During questions following Feldman's presentation, NDP MP Peter Julian (New Westminster/Burnaby) noted the "quite a staggering revelation that the funding of $450 million would be, if I understand it, under the control of the White House; Congress would have no say and Canada would have no say as to the use of that money. And, hence, in a mid-term election year we would be giving $450 million to a massive political fund." Feldman responded:
This is in my view an historic, unprecedented, astounding intrusion into American politics. We searched all the way back to the Revolution and found nothing like it in American history. And the question that I came this morning to put is, "Will the Parliament of Canada accept responsibility for possibly tipping the balance in American politics in preserving the control of Congress by the president's party?" This softwood lumber agreement is an historic moment in part because of that proposition, and it's up to this Parliament to decide whether it will accept the responsibility. That responsibility cannot be shifted and, indeed, that money inevitably will go to shore up the electoral aspirations of the Republican party through the president -- it's not going to be touched by Congress -- it's going through an escrow fund. And these are questions that could impact American politics for generations and impact relations between Canada and the United States for generations to come. And that is entirely in the hands of this Parliament.
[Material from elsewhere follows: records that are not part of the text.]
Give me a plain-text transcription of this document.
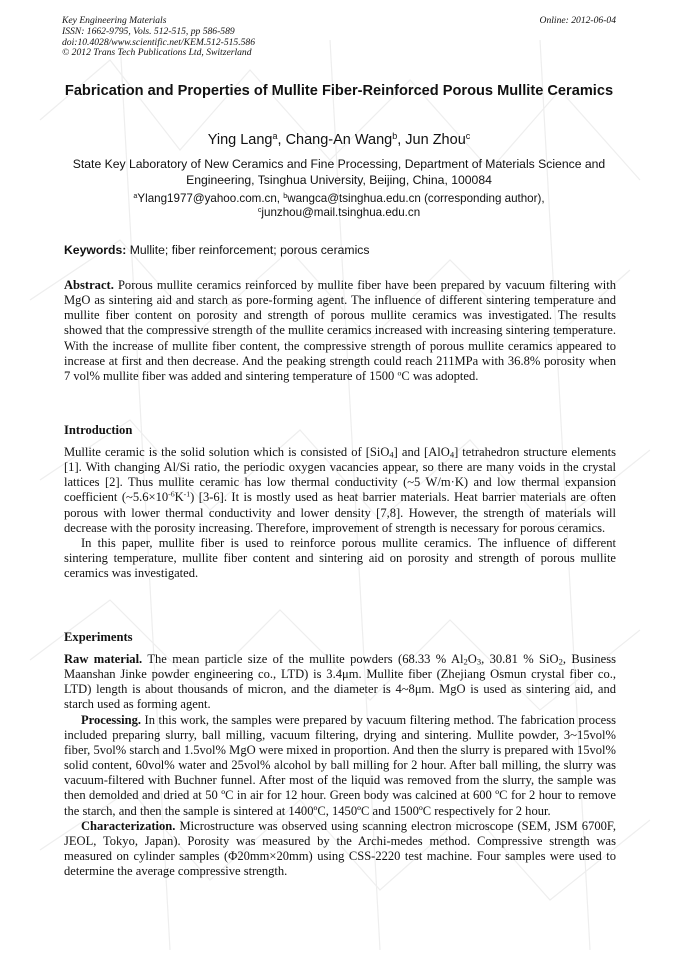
Key Engineering Materials
ISSN: 1662-9795, Vols. 512-515, pp 586-589
doi:10.4028/www.scientific.net/KEM.512-515.586
© 2012 Trans Tech Publications Ltd, Switzerland
Online: 2012-06-04
Fabrication and Properties of Mullite Fiber-Reinforced Porous Mullite Ceramics
Ying Lang$^a$, Chang-An Wang$^b$, Jun Zhou$^c$
State Key Laboratory of New Ceramics and Fine Processing, Department of Materials Science and Engineering, Tsinghua University, Beijing, China, 100084
$^a$Ylang1977@yahoo.com.cn, $^b$wangca@tsinghua.edu.cn (corresponding author),
$^c$junzhou@mail.tsinghua.edu.cn
Keywords: Mullite; fiber reinforcement; porous ceramics

Abstract. Porous mullite ceramics reinforced by mullite fiber have been prepared by vacuum filtering with MgO as sintering aid and starch as pore-forming agent. The influence of different sintering temperature and mullite fiber content on porosity and strength of porous mullite ceramics was investigated. The results showed that the compressive strength of the mullite ceramics increased with increasing sintering temperature. With the increase of mullite fiber content, the compressive strength of porous mullite ceramics appeared to increase at first and then decrease. And the peaking strength could reach 211MPa with 36.8% porosity when 7 vol% mullite fiber was added and sintering temperature of 1500 $^o$C was adopted.

Introduction

Mullite ceramic is the solid solution which is consisted of [SiO$_4$] and [AlO$_4$] tetrahedron structure elements [1]. With changing Al/Si ratio, the periodic oxygen vacancies appear, so there are many voids in the crystal lattices [2]. Thus mullite ceramic has low thermal conductivity (~5 W/m·K) and low thermal expansion coefficient $(\sim 5.6\times 10^{-6}K^{-1})$ [3-6]. It is mostly used as heat barrier materials. Heat barrier materials are often porous with lower thermal conductivity and lower density [7,8]. However, the strength of materials will decrease with the porosity increasing. Therefore, improvement of strength is necessary for porous ceramics.

In this paper, mullite fiber is used to reinforce porous mullite ceramics. The influence of different sintering temperature, mullite fiber content and sintering aid on porosity and strength of porous mullite ceramics was investigated.

Experiments

Raw material. The mean particle size of the mullite powders (68.33 % $Al_2O_3$, 30.81 % SiO$_2$, Business Maanshan Jinke powder engineering co., LTD) is 3.4μm. Mullite fiber (Zhejiang Osmun crystal fiber co., LTD) length is about thousands of micron, and the diameter is 4~8μm. MgO is used as sintering aid, and starch used as forming agent.

Processing. In this work, the samples were prepared by vacuum filtering method. The fabrication process included preparing slurry, ball milling, vacuum filtering, drying and sintering. Mullite powder, 3~15vol% fiber, 5vol% starch and 1.5vol% MgO were mixed in proportion. And then the slurry is prepared with 15vol% solid content, 60vol% water and 25vol% alcohol by ball milling for 2 hour. After ball milling, the slurry was vacuum-filtered with Buchner funnel. After most of the liquid was removed from the slurry, the sample was then demolded and dried at 50 ºC in air for 12 hour. Green body was calcined at 600 ºC for 2 hour to remove the starch, and then the sample is sintered at 1400ºC, 1450ºC and 1500ºC respectively for 2 hour.

Characterization. Microstructure was observed using scanning electron microscope (SEM, JSM 6700F, JEOL, Tokyo, Japan). Porosity was measured by the Archi-medes method. Compressive strength was measured on cylinder samples (Φ20mm×20mm) using CSS-2220 test machine. Four samples were used to determine the average compressive strength.
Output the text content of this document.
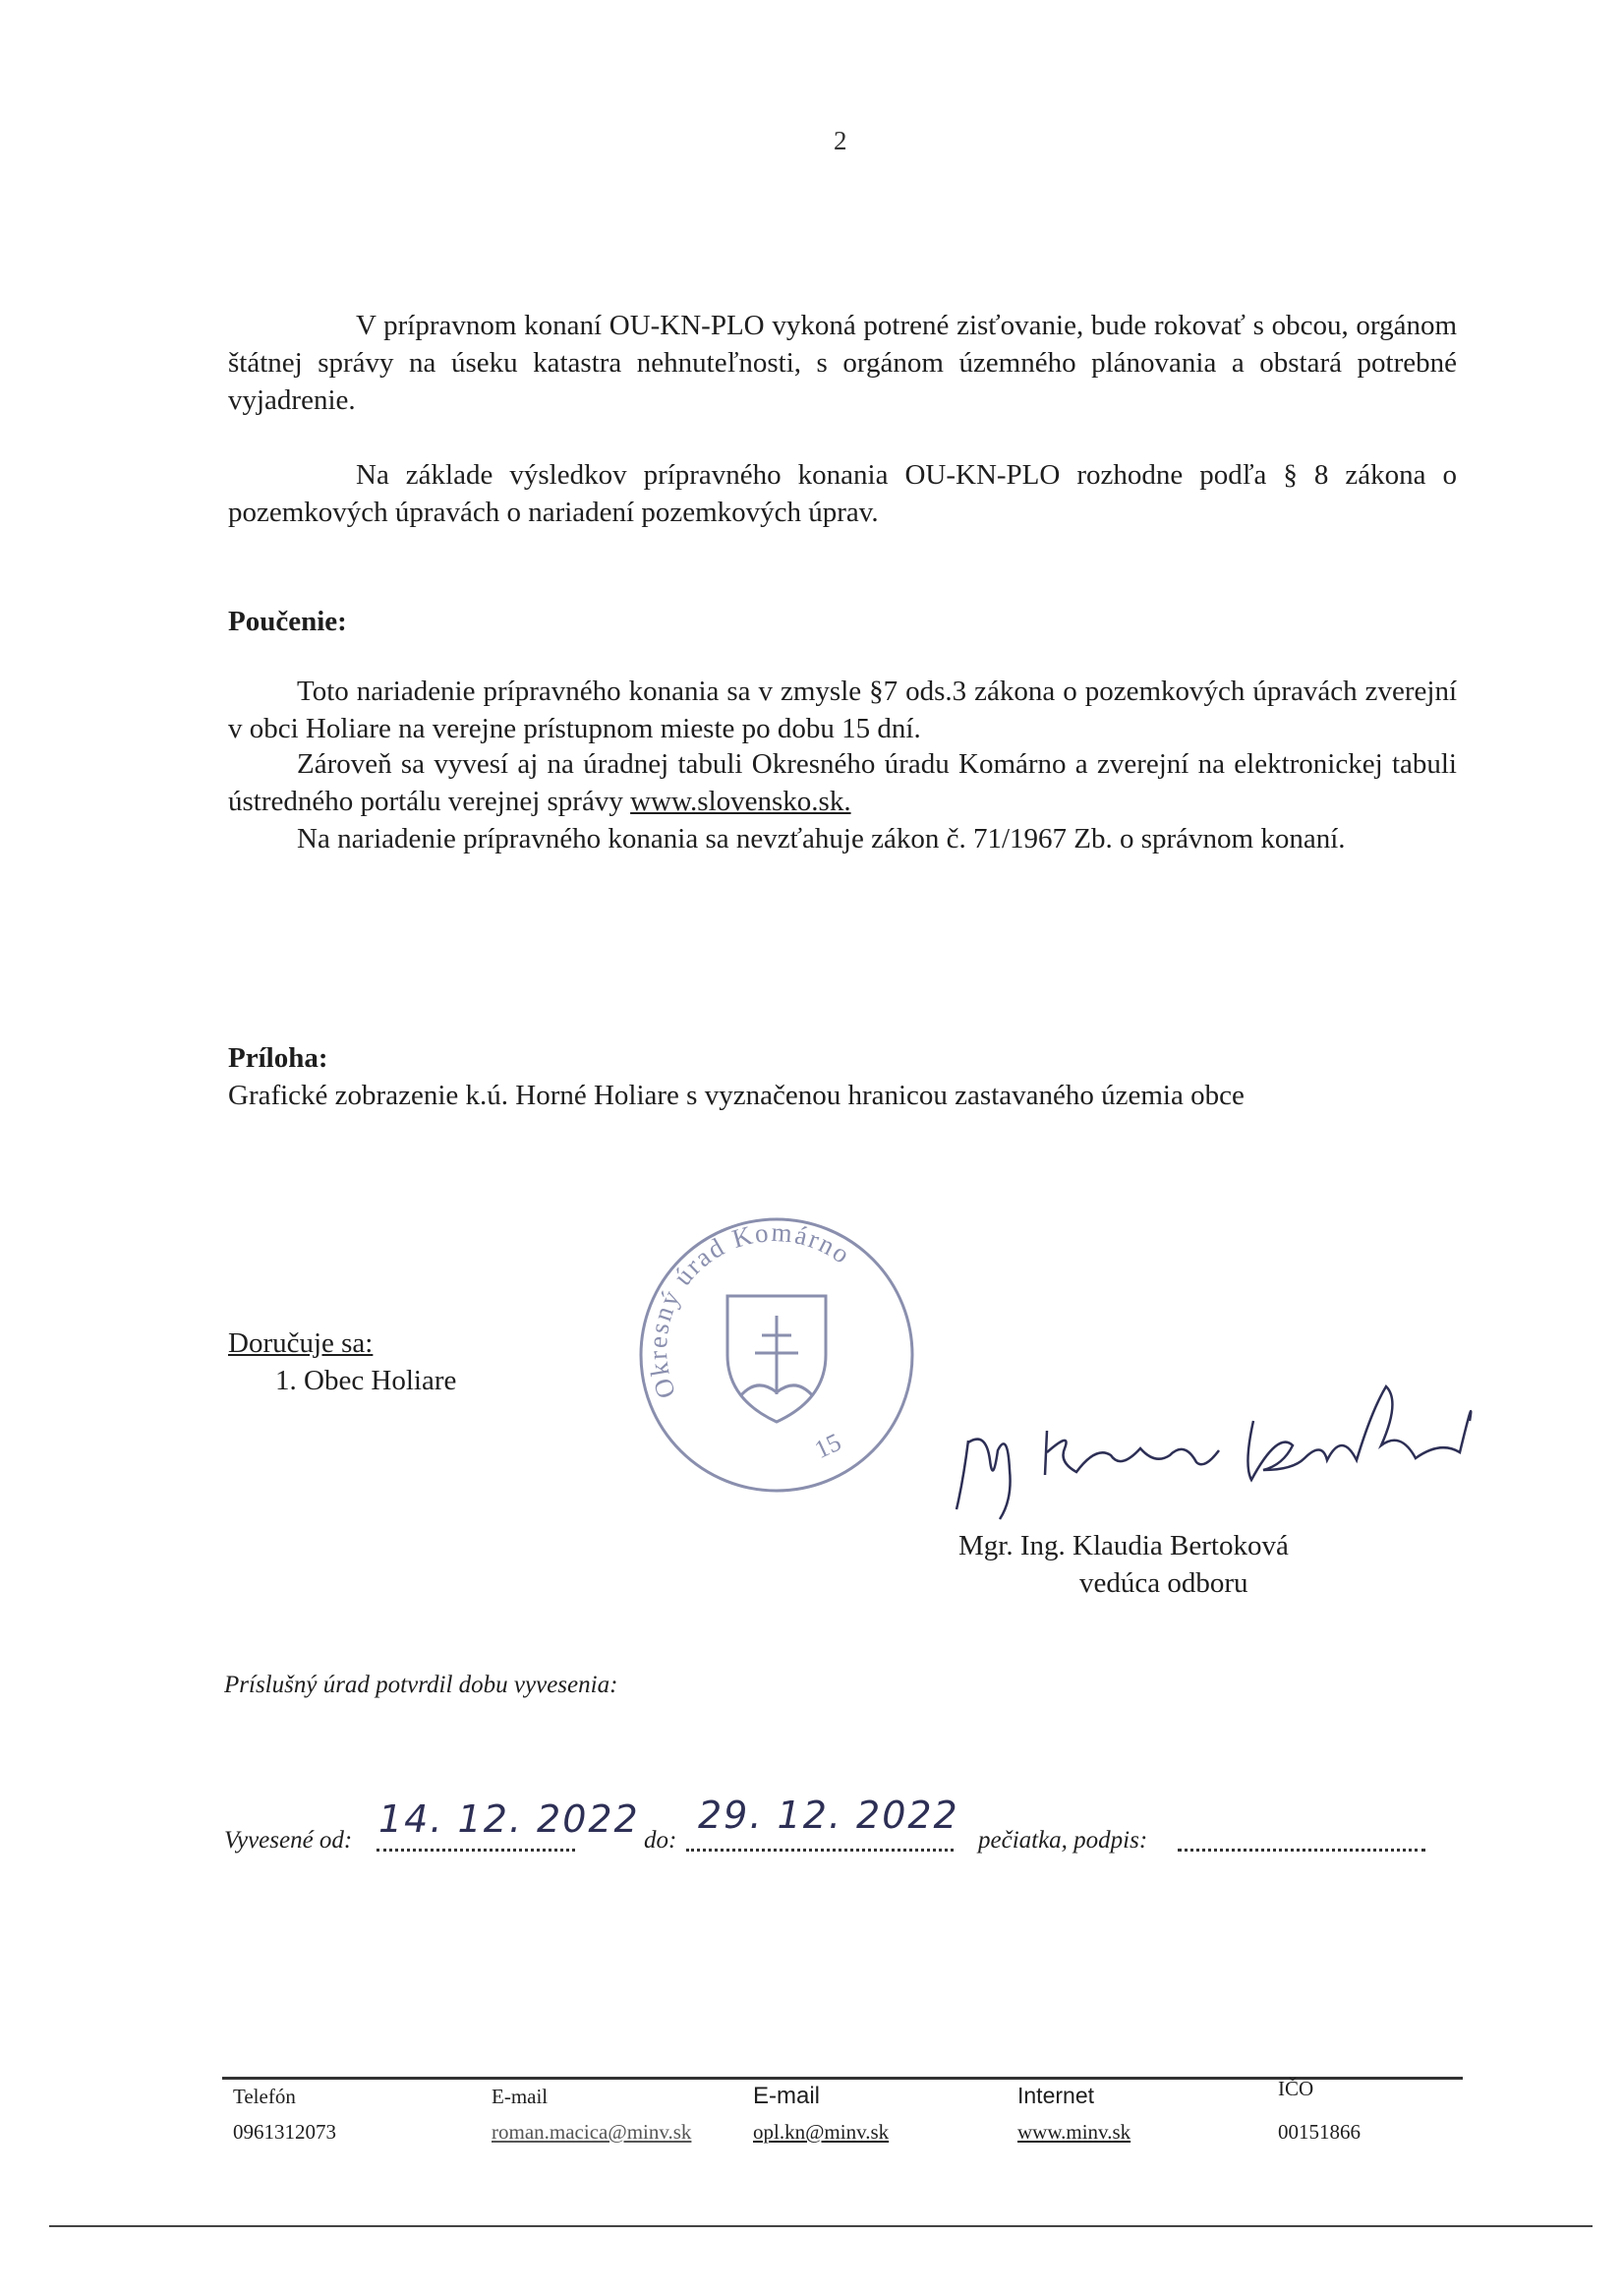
2

V prípravnom konaní OU-KN-PLO vykoná potrené zisťovanie, bude rokovať s obcou, orgánom štátnej správy na úseku katastra nehnuteľnosti, s orgánom územného plánovania a obstará potrebné vyjadrenie.

Na základe výsledkov prípravného konania OU-KN-PLO rozhodne podľa § 8 zákona o pozemkových úpravách o nariadení pozemkových úprav.

Poučenie:

Toto nariadenie prípravného konania sa v zmysle §7 ods.3 zákona o pozemkových úpravách zverejní v obci Holiare na verejne prístupnom mieste po dobu 15 dní.

Zároveň sa vyvesí aj na úradnej tabuli Okresného úradu Komárno a zverejní na elektronickej tabuli ústredného portálu verejnej správy www.slovensko.sk.

Na nariadenie prípravného konania sa nevzťahuje zákon č. 71/1967 Zb. o správnom konaní.

Príloha:
Grafické zobrazenie k.ú. Horné Holiare s vyznačenou hranicou zastavaného územia obce
Doručuje sa:
1. Obec Holiare	Okresný úrad Komárno
15
Mgr. Ing. Klaudia Bertoková
vedúca odboru
Príslušný úrad potvrdil dobu vyvesenia:
Vyvesené od: 14. 12. 2022 do:
29. 12. 2022
pečiatka, podpis:
Telefón
0961312073
E-mail
roman.macica@minv.sk
E-mail
opl.kn@minv.sk
Internet
www.minv.sk
IČO
00151866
Mr. Julian: So what you're saying is that we are not only providing money to the coalition to fight further legal victories, for further legal battles -- giving half a billion dollars to them -- but we're also providing money that may go to political purposes for the re-election of Republicans, many of whom have been the most adamant against allowing free trade in lumber. It is ridiculous.
Mr. Feldman: The provision in Article 13.A.2 of the agreement, which recites the meritorious initiatives, is language which could be defined only as a slush fund for the president.
Elliot J. Feldman is a partner of the law firm Baker Hostetler and represents clients in Europe, Asia, Latin America and Australia. He is the former director of the University Consortium for Research on North America at Harvard University and is a director of the Canadian-American Business Council.